The Barcelona Supercomputing Center (BSC-CNS) yesterday inaugurated the MareNostrum 5 supercomputer, the most advanced in Europe, which has been designed to promote research in artificial intelligence, biomedicine, climate change and computer science. The inauguration was attended by presidents Pedro Sánchez and Pere Aragonès, which reflects the importance they attach to this strategic infrastructure for the scientific community in Catalonia, throughout Spain and Europe as a whole.
Not only is the MareNostrum 5 twenty-three times more powerful than its predecessor, the MareNostrum 4, it is also a new supercomputer concept that integrates two complementary supercomputers into one facility. For this innovative design, it has been chosen as the top supercomputing achievement in the world in 2023.
The more powerful of the two supercomputers, technically called ACC, has been designed to boost research in artificial intelligence. The other, called GPP, is a general-purpose supercomputer, like the MareNostrum 4, which means it can be used for different tasks.
“We built it this way because it’s the best way to serve supercomputing users and help solve society’s problems,” says Mateo Valero, director of the BSC. “We are not interested in being the fastest but the most useful”.
The machine, which occupies an area of ??800 square meters and has 160 kilometers of cables, has been installed in the BSC building on the North campus of the Universitat Politècnica de Catalunya. It is surrounded by huge glass windows so that it can be seen by the 20,000 people who visit the BSC every year, two-thirds of whom are students from schools and institutes.
With a calculation capacity that will reach 314 petaflops (or 314,000 trillion operations per second), it will multiply by twenty-three the capacity of MareNostrum 4, which has been the most powerful in Spain since 2017 and which has been dismantled
The European Union has contributed 50% of the 151.4 million euros that has cost the construction of MareNostrum 5, which will be one of the five main nodes of the EuroHPC supercomputing network. “Europe has understood that frontier science needs large computational resources and that the level of investment necessary to compete on a global scale is much higher than what the member states can contribute on their own”, explains Josep Maria Martorell, associate director of the BSC .

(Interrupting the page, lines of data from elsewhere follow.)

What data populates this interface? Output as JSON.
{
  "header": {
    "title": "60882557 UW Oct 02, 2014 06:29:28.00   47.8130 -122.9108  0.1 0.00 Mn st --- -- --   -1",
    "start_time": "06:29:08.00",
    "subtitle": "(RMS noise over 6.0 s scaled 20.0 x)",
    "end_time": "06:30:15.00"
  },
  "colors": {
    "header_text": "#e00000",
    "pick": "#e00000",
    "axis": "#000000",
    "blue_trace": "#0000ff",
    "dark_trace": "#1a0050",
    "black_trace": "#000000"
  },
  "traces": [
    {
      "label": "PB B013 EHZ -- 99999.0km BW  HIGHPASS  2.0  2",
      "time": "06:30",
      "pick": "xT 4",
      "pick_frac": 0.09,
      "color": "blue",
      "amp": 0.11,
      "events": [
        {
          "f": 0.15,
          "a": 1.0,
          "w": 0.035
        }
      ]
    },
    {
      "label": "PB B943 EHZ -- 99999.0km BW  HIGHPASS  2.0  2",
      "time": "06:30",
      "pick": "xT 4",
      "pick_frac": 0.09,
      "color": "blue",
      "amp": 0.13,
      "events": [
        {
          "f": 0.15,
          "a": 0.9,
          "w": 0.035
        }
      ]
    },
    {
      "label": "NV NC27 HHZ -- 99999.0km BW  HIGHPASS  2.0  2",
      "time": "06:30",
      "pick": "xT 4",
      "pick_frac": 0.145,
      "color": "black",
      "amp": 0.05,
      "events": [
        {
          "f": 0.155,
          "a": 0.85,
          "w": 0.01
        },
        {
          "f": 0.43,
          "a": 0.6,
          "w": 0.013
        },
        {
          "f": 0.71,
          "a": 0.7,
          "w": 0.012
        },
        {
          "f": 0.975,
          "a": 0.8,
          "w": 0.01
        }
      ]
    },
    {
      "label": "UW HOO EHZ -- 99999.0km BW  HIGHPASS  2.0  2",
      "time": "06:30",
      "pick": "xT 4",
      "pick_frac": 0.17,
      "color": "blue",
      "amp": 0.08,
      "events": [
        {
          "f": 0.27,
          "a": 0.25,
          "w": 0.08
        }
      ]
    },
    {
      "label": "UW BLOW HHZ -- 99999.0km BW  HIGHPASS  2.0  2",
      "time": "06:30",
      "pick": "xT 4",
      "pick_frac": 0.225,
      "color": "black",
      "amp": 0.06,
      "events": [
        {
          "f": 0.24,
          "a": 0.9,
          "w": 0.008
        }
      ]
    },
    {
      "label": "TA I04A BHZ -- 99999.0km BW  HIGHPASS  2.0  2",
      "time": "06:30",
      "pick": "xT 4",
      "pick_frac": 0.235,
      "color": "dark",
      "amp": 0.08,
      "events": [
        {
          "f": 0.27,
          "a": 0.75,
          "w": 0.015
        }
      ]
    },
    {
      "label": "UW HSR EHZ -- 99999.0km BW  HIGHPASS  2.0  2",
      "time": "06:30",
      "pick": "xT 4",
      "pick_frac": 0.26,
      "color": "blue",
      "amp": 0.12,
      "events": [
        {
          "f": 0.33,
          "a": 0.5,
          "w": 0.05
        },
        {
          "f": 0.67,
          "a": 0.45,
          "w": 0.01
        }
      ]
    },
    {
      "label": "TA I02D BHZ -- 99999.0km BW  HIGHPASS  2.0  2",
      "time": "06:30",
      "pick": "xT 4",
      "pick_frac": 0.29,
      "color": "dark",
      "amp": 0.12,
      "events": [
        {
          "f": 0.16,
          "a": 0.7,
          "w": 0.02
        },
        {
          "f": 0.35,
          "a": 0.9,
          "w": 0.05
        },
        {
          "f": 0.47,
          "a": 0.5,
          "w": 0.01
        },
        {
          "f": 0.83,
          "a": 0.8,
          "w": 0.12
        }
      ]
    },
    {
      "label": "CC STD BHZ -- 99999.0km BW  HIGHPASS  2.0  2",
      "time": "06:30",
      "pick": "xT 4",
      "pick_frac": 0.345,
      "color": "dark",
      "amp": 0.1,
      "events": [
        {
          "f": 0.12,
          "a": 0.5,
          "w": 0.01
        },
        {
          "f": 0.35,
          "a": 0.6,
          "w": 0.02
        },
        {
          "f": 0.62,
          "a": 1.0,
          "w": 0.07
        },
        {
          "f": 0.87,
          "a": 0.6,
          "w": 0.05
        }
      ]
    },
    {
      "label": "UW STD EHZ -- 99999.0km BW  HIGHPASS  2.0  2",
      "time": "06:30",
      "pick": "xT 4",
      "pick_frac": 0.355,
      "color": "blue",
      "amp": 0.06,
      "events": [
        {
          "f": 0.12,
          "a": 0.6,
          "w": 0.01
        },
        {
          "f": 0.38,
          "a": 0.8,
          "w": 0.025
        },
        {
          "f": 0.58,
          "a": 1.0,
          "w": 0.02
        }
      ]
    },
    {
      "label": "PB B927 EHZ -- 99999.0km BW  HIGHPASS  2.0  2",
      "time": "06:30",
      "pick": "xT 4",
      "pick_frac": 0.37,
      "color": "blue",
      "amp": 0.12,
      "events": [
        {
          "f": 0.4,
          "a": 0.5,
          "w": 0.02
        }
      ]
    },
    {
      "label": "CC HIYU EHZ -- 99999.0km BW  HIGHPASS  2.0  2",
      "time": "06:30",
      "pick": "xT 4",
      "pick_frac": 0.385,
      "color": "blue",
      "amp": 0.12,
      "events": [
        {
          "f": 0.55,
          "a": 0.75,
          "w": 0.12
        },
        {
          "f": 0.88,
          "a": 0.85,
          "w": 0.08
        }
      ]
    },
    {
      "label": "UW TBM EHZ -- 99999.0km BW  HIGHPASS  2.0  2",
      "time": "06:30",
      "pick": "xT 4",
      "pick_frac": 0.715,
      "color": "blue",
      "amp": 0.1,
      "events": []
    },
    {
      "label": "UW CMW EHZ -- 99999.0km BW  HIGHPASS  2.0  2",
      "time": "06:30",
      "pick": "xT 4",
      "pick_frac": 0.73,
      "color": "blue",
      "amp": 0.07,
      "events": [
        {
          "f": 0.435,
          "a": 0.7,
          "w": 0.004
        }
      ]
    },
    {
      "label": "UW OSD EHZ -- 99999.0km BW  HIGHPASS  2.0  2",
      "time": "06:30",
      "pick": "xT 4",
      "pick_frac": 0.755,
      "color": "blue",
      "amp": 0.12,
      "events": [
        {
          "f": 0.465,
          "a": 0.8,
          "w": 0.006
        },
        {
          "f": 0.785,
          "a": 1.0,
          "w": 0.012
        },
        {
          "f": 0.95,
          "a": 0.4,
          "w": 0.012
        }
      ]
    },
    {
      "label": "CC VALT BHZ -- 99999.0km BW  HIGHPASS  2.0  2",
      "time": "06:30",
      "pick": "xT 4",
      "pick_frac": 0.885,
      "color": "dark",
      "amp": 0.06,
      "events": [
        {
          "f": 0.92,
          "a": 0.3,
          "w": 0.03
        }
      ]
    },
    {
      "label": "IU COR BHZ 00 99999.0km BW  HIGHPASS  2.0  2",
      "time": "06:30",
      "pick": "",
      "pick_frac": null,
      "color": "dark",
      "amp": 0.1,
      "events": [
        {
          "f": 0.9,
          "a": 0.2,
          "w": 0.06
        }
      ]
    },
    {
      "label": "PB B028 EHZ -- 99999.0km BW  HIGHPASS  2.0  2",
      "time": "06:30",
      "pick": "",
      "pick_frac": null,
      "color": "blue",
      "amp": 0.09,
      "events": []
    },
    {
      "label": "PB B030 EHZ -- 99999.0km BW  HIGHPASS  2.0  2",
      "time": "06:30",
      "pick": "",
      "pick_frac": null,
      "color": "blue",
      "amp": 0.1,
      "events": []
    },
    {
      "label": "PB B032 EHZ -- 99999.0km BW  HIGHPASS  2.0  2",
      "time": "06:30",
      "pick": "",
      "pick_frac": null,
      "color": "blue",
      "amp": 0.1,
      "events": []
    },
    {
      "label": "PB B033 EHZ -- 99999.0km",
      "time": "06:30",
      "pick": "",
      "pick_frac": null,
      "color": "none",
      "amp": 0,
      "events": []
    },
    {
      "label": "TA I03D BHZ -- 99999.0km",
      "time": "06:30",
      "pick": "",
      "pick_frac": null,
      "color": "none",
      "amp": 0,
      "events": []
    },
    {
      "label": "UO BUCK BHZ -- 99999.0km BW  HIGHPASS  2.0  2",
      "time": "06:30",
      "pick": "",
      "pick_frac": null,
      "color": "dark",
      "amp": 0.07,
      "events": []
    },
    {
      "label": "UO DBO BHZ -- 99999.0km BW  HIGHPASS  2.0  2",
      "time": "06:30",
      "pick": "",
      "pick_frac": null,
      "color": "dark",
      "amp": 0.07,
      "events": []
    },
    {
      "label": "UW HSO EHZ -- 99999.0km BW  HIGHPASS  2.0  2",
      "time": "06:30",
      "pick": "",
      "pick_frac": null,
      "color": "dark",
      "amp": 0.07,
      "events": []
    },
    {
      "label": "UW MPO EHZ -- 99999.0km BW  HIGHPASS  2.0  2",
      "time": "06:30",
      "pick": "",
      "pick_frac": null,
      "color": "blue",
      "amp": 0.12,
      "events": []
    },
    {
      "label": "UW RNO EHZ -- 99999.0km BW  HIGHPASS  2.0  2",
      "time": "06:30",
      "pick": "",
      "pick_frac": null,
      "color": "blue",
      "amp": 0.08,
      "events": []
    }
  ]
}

Spain has contributed around 35% of the investment, 53 million in total; two thirds come from the central government, and the other from the Generalitat. The remaining budget comes from Turkey (nearly 10%) and Portugal (5%), which thus ensure access to supercomputing resources.
The machine is in the testing phase and is expected to be available to the scientific community from March 1. The use will be distributed according to the investments, so that the EU will have 50% of the time of use, and Spain, 35%.
Its main activity will be research in artificial intelligence, to which 83% of the calculation capacity will be dedicated, which corresponds to the 260 petaflops of the APP partition. The general-purpose supercomputing will have 45.4 petaflops, or 14% of the machine’s computing power. Two quantum computers that will be integrated into the supercomputer in 2024 will contribute the remaining 3%.
As examples of the research that will be done with the MareNostrum 5, Mateo Valero highlights the field of climate change, because it will be possible to make more precise simulations thanks to the greater calculation capacity; biomedicine, in which the BSC develops high-precision simulations of the human body to move towards more personalized medicine, and green energy, for example by simulating the turbulence generated by windmills in wind farms in order to improve their design .
In the latest Linpack ranking, which ranks the 500 most powerful supercomputers in the world, and which was published in November, the ACC and GPP partitions of the MareNostrum 5 were evaluated separately. That is why the machine does not appear at the top of the ranking, as is usual when a new supercomputer enters service, but both components are in the top twenty in the world, which is exceptional. The ACC is now the third most powerful supercomputer in Europe and eighth in the world. The GPP is ranked 19th in the world.
MareNostrum 5 will be the third main node of the European supercomputing network, after Finland’s Lumi and Italy’s Leonardo, which entered service in 2022. It will be followed by Germany’s Jupiter in 2025 and France’s Jules Verne in 2026. Each of these supercomputers is expected to operate for five years. “We have already started thinking about how we want the MareNostrum 6 to be”, which should be built in 2028 to enter service in 2029, says Mateo Valero. “Our dream is for it to be the first supercomputer built with European chips”, like those that have begun to be developed at the BSC.
“We are in a position to lead this technological revolution from the very beginning” with the Perte Chip project, Pedro Sánchez declared yesterday. Pere Aragonès emphasized that the new supercomputer “will allow progress in European strategic autonomy and in the economic and social future of Catalonia”.
At the inauguration of MareNostrum 5, the Minister of Science, Innovation and Universities, Diana Morant, and her predecessors in office, Pedro Duque, now president of Hispasat, and Carmen Vela, responsible for scientific policy in the governments of Mariano Rajoy Mateo Valero thanked the three, who have been decisive in the development of the MareNostrum 4 and 5.